Oh. Thanks. That's good because any decent toolbox has a set of 1/4", 3/8", and 1/2" metric and SAE sockets.

Hmmmm... I just realized that those socket sizes are in SAE units, and not in metric units.

Do the 4-sided openings in European sockets conform to the same standard

1/4", 3/8", and 1/2" sizes we use in America? Or do the Europeans use a metric sized drive square?

Oh. I see. Yes. We all have used a pipe in times of need, to extend our leverage.

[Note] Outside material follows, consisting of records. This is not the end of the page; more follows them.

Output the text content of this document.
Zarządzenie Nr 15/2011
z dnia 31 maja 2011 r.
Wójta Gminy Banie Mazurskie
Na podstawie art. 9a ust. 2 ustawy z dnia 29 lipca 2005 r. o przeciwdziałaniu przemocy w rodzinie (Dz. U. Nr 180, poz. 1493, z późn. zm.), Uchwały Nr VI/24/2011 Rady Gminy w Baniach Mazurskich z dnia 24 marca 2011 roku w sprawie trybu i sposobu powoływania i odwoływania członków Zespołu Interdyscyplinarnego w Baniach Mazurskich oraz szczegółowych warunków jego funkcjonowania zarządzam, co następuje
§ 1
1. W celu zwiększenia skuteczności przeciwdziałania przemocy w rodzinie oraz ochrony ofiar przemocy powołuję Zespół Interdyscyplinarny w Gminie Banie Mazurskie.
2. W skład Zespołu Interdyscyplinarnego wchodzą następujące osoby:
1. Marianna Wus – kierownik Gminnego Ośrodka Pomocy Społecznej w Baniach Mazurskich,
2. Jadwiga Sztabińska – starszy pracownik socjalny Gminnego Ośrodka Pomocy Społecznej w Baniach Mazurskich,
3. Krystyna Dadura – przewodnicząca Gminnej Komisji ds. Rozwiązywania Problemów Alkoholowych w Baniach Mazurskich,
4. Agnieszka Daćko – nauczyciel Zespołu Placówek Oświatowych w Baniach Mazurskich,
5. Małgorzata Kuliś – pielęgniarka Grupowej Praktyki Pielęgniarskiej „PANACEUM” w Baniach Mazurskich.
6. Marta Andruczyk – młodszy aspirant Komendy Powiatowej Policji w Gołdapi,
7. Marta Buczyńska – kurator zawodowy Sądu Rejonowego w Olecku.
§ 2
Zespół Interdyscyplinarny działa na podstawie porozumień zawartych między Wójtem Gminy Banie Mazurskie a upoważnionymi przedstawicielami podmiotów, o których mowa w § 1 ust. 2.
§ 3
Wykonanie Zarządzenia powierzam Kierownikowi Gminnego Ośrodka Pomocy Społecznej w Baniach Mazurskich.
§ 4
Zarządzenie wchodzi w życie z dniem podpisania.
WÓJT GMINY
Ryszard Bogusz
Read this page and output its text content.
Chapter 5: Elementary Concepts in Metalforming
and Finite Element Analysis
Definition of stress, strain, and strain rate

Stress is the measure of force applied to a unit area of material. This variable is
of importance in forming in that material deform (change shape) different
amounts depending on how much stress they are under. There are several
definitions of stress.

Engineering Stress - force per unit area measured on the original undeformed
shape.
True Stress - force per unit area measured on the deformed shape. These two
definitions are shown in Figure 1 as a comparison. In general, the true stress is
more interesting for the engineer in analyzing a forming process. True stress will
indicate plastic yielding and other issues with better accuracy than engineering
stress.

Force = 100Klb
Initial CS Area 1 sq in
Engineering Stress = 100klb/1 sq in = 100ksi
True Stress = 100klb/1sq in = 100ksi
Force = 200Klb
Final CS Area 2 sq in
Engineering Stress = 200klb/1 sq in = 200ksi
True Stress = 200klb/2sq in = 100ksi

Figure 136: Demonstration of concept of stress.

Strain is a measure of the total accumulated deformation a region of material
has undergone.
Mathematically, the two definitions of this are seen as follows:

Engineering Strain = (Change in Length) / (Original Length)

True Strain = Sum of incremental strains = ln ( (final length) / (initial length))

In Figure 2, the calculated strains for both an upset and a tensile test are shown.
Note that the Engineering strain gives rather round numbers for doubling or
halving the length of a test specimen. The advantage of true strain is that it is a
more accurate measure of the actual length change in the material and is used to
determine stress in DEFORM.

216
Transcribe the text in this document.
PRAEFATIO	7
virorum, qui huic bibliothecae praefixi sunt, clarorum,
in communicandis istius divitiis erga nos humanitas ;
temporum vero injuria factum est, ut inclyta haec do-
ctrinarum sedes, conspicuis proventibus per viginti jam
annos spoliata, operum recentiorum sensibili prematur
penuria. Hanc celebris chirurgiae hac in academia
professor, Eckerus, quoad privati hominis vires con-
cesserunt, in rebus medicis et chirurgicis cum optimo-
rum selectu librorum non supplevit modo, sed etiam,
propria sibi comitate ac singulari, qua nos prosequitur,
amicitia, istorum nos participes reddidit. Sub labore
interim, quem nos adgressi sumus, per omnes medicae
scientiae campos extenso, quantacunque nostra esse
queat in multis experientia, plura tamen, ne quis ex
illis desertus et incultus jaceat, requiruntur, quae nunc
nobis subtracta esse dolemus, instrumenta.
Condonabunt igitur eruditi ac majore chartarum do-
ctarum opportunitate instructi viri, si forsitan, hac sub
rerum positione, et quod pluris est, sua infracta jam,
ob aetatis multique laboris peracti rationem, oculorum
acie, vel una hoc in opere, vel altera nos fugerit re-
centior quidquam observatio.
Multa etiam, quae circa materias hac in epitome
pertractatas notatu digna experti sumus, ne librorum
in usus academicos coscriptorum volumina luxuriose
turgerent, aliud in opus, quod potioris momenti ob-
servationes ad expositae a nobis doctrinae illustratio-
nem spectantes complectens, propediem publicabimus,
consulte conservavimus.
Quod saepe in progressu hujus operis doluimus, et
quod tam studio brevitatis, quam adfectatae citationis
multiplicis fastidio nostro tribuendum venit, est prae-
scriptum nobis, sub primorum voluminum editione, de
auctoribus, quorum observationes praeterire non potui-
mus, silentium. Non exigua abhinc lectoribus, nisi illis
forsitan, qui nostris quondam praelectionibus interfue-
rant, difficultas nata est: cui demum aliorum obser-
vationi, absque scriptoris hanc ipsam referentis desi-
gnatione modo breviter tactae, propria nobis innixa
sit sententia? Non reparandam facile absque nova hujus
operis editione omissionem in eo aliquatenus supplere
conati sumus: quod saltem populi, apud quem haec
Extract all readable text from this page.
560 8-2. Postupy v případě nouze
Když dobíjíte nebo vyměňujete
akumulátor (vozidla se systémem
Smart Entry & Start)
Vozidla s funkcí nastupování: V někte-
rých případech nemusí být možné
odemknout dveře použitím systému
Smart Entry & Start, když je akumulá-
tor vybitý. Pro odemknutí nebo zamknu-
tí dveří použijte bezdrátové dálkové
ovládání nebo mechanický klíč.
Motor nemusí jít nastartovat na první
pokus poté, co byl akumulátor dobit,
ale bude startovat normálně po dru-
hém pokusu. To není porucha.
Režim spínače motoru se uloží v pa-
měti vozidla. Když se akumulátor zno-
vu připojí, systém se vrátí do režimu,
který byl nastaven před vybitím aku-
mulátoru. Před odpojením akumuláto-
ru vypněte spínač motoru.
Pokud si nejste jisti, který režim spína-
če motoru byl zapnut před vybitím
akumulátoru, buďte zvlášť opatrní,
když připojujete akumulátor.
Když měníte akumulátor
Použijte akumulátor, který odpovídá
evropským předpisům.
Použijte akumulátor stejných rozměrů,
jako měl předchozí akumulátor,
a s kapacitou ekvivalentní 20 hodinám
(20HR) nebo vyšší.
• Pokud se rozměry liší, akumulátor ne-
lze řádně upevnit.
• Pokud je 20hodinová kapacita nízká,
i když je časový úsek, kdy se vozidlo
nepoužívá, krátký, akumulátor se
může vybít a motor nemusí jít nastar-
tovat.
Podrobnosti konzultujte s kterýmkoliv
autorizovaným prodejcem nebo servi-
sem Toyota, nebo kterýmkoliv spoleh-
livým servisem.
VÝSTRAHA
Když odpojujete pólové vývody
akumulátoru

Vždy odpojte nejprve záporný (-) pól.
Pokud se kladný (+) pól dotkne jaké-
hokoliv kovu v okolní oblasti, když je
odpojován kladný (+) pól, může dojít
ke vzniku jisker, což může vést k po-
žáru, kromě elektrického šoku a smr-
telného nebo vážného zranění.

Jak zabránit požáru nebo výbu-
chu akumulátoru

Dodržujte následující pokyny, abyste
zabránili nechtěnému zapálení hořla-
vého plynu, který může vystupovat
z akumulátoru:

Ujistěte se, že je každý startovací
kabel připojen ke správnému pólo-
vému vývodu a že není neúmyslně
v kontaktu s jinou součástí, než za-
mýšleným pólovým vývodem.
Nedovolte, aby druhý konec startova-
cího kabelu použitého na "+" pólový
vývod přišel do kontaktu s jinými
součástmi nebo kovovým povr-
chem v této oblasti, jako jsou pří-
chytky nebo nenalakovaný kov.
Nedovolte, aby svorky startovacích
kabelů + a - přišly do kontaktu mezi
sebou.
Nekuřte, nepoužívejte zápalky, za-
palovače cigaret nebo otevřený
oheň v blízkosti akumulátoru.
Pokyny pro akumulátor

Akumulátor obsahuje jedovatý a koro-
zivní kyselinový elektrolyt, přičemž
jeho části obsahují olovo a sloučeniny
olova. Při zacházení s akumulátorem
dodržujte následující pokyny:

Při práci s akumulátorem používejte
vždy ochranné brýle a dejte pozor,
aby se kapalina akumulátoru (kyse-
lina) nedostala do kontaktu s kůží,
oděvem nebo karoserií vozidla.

Most of us have pretty long "breaker bars" though, which is what I would use if I needed the torque to remove a bolt.

It would as long as the only point of that loosely fitting extension tube touching the torque wrench were at the place that you would have put your hand on the torque wrench.

I guess if you put a tightly fitting extension tube over the torque wrench of a length that doubles the torque wrench length, then you'd get a "reading" of (half? double?) on the torque wrench.

Let me think about that.... (would it be double or half?).

Upon a few moments of circumspection, I'm not sure, but I think you'd get a reading that is half what it actually is??????